I don’t cry at commercials, but you should know that I am emotionally moved by the daily headlines in the big world. So often it feels like we are all sharing a house of chaos – built with the bricks of terrorism, inequity, savagery, injustice, poverty, dishonesty, financial ruin, unsavory politics. Pain. If I watch television news too often or stay attached to social media too long, I start to believe that I actually live in that world.
Thank God, I don’t.
I live in a small world – where the only occupants are close family members and a few trusted friends. People who like to drink coffee. And the inordinately happy people who greet me at the YMCA three mornings a week.
I live in a house that was built a long time before I was born. For years, the only person who lived here was a woman known by everyone in town. To the neighbors, it’s still “Brownie’s house.”

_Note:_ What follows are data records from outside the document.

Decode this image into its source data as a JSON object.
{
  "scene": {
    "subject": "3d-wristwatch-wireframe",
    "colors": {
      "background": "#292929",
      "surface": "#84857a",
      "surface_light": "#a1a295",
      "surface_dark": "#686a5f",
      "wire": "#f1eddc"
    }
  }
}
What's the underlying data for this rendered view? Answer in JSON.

The house sits on a shady street in a neighborhood where people talk over the fence, and unsupervised kids play in the streets. Where I can walk to church. And the best coffee place on the planet is eight-tenths of a mile from the house.

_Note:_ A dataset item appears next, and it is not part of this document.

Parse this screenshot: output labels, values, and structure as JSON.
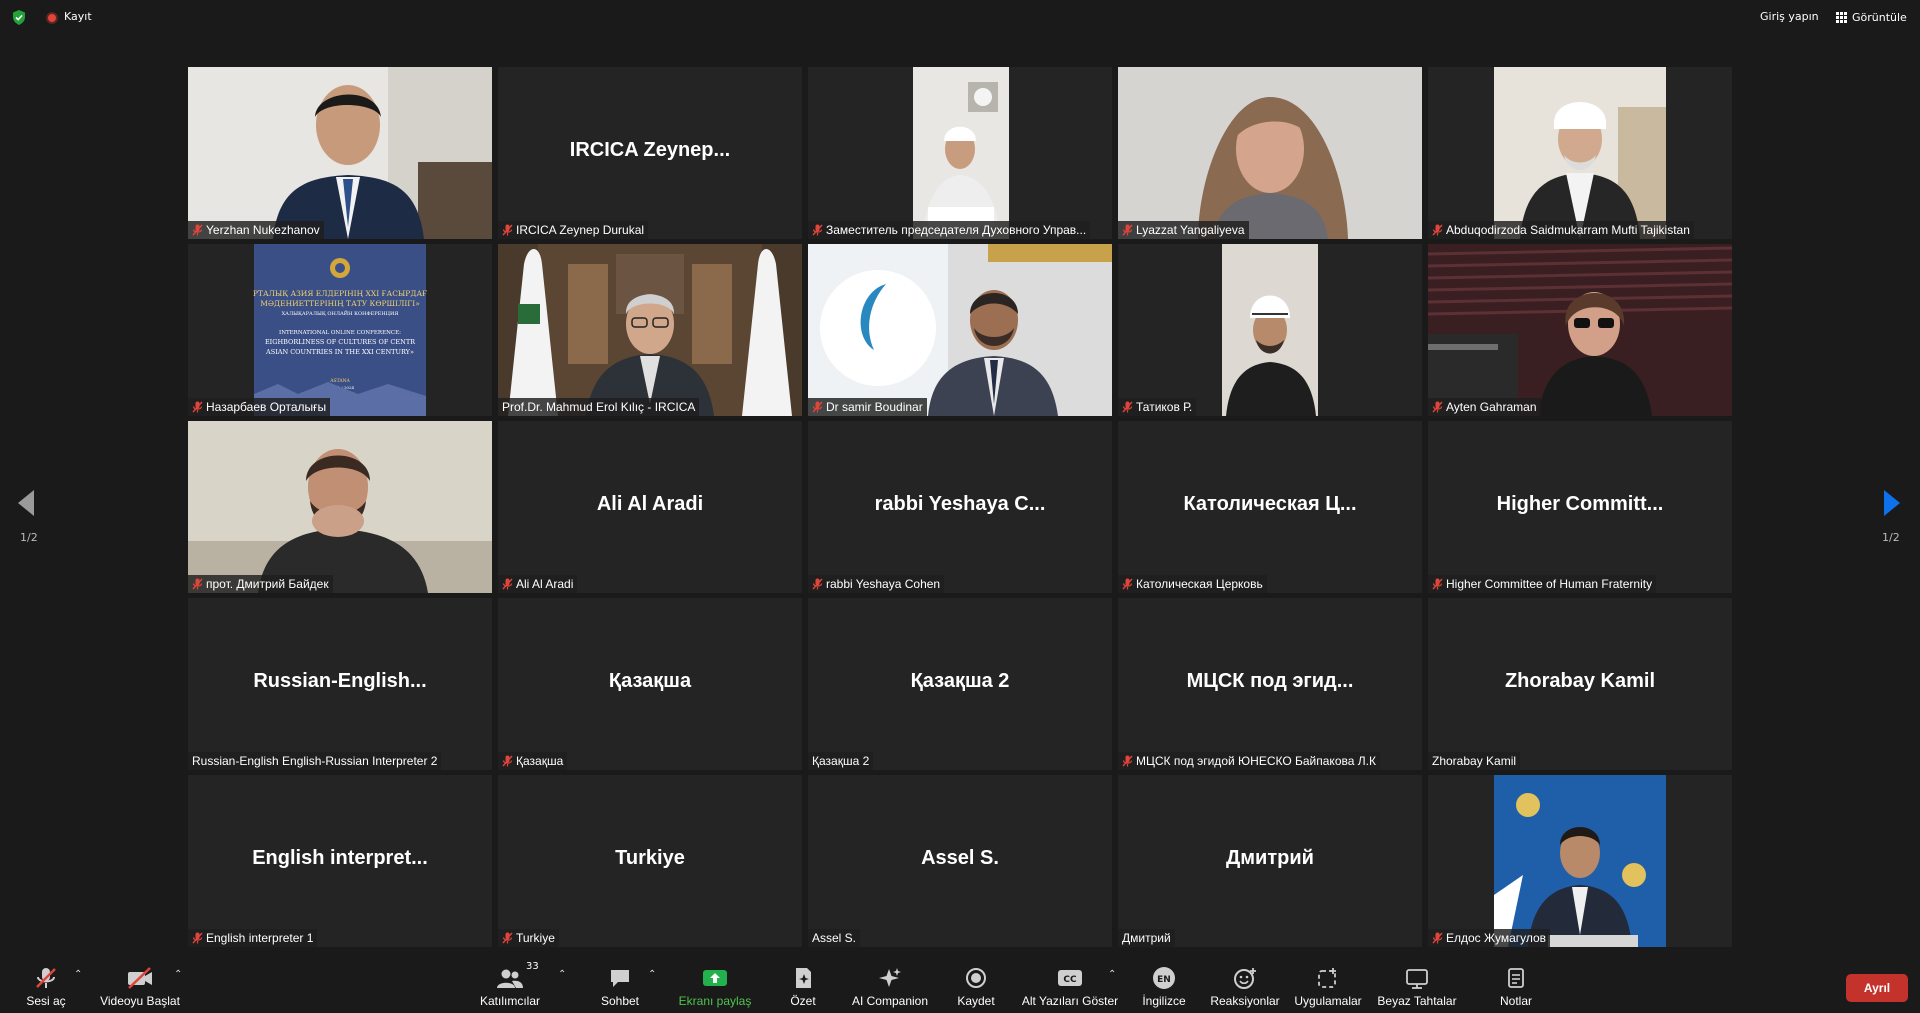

My world consists of sunsets at the lake. A good book on a Tuesday night. Friends and laughter on Friday nights. Watching the cardinals and the squirrels play in the backyard or the torrential rain wash sins all the way to the end of the street out front. A roaring fireplace in the winter and a big porch in the summer.

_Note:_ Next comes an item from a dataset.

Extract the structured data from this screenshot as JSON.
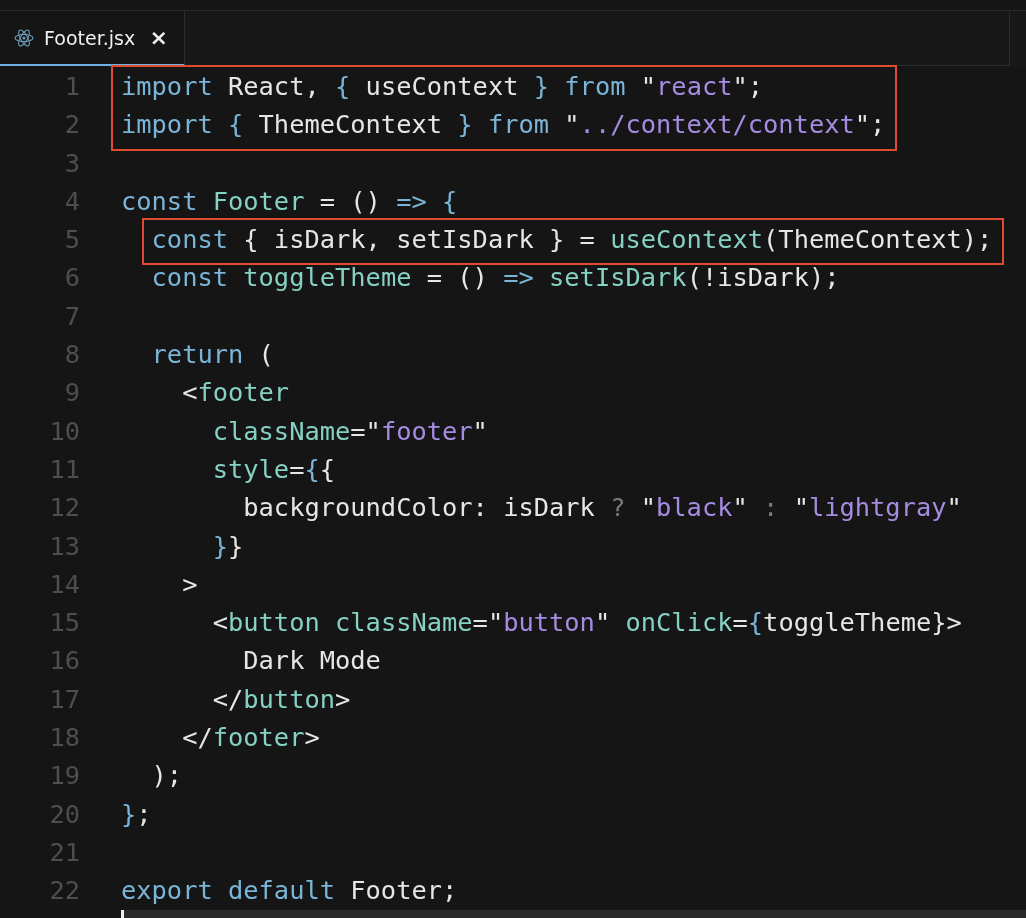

For the three years I knew him, Jake was the gentle bear who offered unconditional love, support and silent counseling during a time of considerable change in my small world. Talking to him was natural. Hugging him was easy. I’m pretty sure I trusted that dog more than I do most people.
A 110-pound Great Pyrenees, Jake was a dependable sentry who patrolled the chain-link fence. He slept wherever he was needed – on the back porch, at the foot of my teenage daughter’s bed, in the patio room, beside the couch. Even the timid seven-pound gray tabby stayed nestled in the couch cushions when the dog was in the room. Until he was too sick to move and too tired to speak, Jake was on duty.
“I told him more than I told any person,” my daughter whispered, choking on her tears.
In the big world, I know, he was just a dog.